Lo peor de la droga, lamentablemente, no es la droga en sí que, por supuesto, es la causa efecto de todos los males del individuo; lo triste es todo lo que puede sufrir el entorno del drogadicto. Pienso que, en definitiva, no existe peor enfermedad que la aludida y, tenemos que llamarla de este modo: ENFERMEDAD. Es verdad que, un cáncer puede aparecerte sin que tú lo pidas y, las causas de la droga, es algo que tú te has buscado; esa es la diferencia aunque, para consuelo de estos desdichados, llamémosle enfermedad y, entre todos, intentemos curarles; cuando menos, intentémoslo. Sigo viendo a Daniel y, los ojos se me llenan de lágrimas; no es justo, aunque él se lo haya buscado. Y veo a su madre, la que palpo su dolor y sus miserias; la que ha aguantado las broncas de su hijo, incluso sus agresiones, desprecios y humillaciones, siempre cuando está bajo los efectos de la sustancia mortífera que, si Dios no lo remedia, un día, les llevará a la tumba; al hijo por drogadicto y, a la madre, justamente, por ser madre del individuo aludido. Qué triste, Dios mío que, en un momento determinado, medio gramo de sustancia horrible, pueda arruinar una vida para siempre; una vida y las que están alrededor.

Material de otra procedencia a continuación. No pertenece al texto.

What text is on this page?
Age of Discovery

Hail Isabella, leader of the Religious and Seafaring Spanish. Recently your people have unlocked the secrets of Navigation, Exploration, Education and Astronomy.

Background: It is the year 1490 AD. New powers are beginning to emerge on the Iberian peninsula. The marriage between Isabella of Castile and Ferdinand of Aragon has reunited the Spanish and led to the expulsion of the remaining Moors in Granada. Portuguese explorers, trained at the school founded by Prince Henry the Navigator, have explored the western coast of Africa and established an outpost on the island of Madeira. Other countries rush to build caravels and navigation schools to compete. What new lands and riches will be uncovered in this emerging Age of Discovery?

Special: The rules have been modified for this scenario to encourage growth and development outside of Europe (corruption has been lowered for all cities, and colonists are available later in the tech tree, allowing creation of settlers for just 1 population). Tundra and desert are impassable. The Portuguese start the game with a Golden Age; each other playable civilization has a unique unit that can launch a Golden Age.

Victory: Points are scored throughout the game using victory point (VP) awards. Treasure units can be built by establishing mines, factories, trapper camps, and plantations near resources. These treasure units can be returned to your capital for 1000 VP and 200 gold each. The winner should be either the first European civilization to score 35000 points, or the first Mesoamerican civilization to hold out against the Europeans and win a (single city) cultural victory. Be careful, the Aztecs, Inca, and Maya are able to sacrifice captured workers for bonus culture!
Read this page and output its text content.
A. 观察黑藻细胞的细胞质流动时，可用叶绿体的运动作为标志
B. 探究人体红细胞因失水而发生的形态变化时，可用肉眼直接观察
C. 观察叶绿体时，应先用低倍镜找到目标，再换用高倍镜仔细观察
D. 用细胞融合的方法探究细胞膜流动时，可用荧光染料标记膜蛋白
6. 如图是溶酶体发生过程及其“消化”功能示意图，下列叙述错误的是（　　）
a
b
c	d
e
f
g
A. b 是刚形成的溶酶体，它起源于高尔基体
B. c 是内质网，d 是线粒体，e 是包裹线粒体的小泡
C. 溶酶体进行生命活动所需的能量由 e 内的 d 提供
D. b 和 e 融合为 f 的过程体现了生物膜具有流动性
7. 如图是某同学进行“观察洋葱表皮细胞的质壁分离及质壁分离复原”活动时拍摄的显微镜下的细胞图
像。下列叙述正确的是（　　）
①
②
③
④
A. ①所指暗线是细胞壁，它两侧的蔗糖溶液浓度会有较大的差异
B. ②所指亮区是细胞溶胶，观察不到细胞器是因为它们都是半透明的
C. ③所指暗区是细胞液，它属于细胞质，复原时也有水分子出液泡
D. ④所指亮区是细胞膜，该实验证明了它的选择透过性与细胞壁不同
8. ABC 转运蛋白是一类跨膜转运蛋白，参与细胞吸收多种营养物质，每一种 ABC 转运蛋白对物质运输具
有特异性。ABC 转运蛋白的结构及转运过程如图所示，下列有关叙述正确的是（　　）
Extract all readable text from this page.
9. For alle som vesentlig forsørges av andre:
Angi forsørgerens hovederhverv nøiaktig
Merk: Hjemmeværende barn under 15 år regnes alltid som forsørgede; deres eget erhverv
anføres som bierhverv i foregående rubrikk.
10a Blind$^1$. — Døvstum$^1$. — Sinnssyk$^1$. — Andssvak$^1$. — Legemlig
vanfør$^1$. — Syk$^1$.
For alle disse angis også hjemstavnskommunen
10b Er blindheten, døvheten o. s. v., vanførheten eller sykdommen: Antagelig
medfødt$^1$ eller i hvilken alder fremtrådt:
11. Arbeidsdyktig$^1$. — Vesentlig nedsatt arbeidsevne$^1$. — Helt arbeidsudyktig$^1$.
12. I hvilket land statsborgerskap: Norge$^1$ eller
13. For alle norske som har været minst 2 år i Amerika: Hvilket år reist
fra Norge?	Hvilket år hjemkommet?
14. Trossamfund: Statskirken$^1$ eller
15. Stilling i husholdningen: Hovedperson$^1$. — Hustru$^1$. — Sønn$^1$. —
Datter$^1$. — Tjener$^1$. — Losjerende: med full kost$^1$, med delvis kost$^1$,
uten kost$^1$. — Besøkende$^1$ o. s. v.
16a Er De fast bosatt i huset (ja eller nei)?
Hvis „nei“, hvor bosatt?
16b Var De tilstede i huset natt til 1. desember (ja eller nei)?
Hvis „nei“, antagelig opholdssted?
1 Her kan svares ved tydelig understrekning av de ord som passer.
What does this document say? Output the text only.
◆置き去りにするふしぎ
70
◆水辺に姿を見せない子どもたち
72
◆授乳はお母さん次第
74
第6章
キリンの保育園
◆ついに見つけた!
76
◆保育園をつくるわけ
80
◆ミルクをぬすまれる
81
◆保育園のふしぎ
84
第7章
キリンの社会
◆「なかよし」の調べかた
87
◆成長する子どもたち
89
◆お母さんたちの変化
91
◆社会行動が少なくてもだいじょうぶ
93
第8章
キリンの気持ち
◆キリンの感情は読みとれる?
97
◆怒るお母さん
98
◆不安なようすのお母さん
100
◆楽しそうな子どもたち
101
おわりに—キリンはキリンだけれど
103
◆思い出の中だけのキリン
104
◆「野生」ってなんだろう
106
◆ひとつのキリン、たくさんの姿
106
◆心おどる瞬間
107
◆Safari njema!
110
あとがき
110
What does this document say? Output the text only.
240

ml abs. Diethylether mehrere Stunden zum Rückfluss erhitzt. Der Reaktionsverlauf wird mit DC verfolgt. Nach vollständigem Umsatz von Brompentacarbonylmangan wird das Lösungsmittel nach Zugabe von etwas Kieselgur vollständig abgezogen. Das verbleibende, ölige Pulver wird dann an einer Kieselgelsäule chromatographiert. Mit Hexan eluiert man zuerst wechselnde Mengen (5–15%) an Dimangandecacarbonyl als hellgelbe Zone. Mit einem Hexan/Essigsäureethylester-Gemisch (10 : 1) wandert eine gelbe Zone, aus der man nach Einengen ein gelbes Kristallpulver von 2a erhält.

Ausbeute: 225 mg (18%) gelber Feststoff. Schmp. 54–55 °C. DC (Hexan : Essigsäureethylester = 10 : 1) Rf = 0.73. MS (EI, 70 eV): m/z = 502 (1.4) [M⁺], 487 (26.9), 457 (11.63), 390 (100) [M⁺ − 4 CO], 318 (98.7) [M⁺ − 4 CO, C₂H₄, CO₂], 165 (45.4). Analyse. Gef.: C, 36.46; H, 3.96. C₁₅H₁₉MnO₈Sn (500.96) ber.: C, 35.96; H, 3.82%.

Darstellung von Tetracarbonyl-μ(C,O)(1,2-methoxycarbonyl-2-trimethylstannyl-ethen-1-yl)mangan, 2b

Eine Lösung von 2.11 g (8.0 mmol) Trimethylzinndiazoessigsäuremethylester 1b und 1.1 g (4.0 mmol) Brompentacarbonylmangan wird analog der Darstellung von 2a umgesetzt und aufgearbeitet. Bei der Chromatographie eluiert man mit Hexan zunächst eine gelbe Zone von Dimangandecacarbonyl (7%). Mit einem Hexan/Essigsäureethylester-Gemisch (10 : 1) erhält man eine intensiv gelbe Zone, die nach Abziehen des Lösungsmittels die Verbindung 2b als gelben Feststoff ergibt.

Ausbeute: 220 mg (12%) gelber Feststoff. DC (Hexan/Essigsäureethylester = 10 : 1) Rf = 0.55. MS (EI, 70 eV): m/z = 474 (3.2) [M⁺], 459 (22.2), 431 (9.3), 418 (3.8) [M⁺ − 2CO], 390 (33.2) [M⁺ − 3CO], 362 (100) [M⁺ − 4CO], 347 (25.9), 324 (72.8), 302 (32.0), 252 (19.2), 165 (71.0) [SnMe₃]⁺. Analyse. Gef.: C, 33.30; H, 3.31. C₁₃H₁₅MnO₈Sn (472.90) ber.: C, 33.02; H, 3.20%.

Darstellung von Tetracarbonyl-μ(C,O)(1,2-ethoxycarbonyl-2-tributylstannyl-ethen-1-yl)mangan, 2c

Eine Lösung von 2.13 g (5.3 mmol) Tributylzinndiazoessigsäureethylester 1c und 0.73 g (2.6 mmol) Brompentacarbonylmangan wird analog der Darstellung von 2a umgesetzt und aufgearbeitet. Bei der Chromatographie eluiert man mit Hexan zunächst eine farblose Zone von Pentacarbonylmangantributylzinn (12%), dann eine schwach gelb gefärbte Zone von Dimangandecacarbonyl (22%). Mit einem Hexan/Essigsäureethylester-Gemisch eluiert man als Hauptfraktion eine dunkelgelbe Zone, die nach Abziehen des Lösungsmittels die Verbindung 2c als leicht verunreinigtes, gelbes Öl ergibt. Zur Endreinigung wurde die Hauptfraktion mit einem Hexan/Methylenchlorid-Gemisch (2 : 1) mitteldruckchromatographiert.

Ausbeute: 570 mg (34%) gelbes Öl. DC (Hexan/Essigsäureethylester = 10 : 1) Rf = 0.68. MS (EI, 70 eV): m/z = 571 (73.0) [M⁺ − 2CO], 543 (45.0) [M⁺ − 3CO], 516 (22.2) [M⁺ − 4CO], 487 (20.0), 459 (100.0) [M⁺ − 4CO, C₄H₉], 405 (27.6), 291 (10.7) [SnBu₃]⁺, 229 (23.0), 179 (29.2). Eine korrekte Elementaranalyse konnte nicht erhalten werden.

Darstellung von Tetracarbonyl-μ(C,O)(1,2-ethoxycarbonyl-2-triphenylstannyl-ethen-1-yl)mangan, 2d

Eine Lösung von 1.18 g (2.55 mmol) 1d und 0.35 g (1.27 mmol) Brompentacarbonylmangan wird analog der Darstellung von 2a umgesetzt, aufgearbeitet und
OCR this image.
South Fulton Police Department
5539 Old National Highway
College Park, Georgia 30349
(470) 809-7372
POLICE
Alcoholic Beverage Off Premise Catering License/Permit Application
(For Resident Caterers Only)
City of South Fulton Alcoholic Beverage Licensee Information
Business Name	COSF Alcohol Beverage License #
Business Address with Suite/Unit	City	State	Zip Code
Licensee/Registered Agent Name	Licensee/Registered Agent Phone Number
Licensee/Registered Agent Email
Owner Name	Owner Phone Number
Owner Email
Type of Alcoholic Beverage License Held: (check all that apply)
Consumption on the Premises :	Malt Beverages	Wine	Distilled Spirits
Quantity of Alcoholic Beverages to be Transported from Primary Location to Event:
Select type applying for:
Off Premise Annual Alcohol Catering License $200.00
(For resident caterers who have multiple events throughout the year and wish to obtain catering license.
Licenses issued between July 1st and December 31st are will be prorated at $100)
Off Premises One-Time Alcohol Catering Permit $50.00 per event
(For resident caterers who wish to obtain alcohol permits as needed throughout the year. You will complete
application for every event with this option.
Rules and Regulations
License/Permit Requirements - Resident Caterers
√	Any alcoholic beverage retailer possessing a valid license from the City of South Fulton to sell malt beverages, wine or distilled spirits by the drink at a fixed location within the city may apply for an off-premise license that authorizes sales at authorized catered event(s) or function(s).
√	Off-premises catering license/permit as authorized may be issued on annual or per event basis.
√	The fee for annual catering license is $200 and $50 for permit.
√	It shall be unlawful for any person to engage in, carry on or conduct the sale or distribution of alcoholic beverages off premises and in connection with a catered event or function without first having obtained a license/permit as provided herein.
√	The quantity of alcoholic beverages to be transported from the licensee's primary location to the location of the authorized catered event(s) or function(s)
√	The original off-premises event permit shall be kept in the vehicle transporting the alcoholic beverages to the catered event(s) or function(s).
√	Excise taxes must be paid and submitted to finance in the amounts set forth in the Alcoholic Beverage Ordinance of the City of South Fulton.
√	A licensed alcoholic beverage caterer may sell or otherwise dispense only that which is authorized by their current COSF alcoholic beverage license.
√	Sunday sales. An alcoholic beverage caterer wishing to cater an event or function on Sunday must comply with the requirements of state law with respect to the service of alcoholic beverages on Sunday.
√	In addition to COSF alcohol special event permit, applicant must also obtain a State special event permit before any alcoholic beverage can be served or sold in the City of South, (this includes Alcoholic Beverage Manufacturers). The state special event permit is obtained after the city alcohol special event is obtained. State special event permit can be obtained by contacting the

Quisiera que Daniel, en esta ocasión, me leyera, me entendiera y, al final, como siempre le dije, procure hacerme caso y acudir a una clínica de desintoxicación; es su única salida, su único asidero; eso y su fuerza de voluntad, esa que le pido tenga para plantarle cara a la vida, pero por derecho, como hacen los hombres, nunca los muñecos rotos porque otros hayan querido jugar. Estas líneas no son para él; las escribo para los que, como en su caso, viven prisioneros de esa maldita adicción que les ha arrebatado ilusiones, quimeras, deseos y esperanzas. Miles de personas, en España y en cualquier lugar del mundo, seguro que estarán maldiciendo aquella noche horrible que, con haber dicho que NO, todo lo hubiera arreglado. No supieron y, ahora, están pagando la peor factura que se puede pagar en la vida; la destrucción de la misma en plena juventud.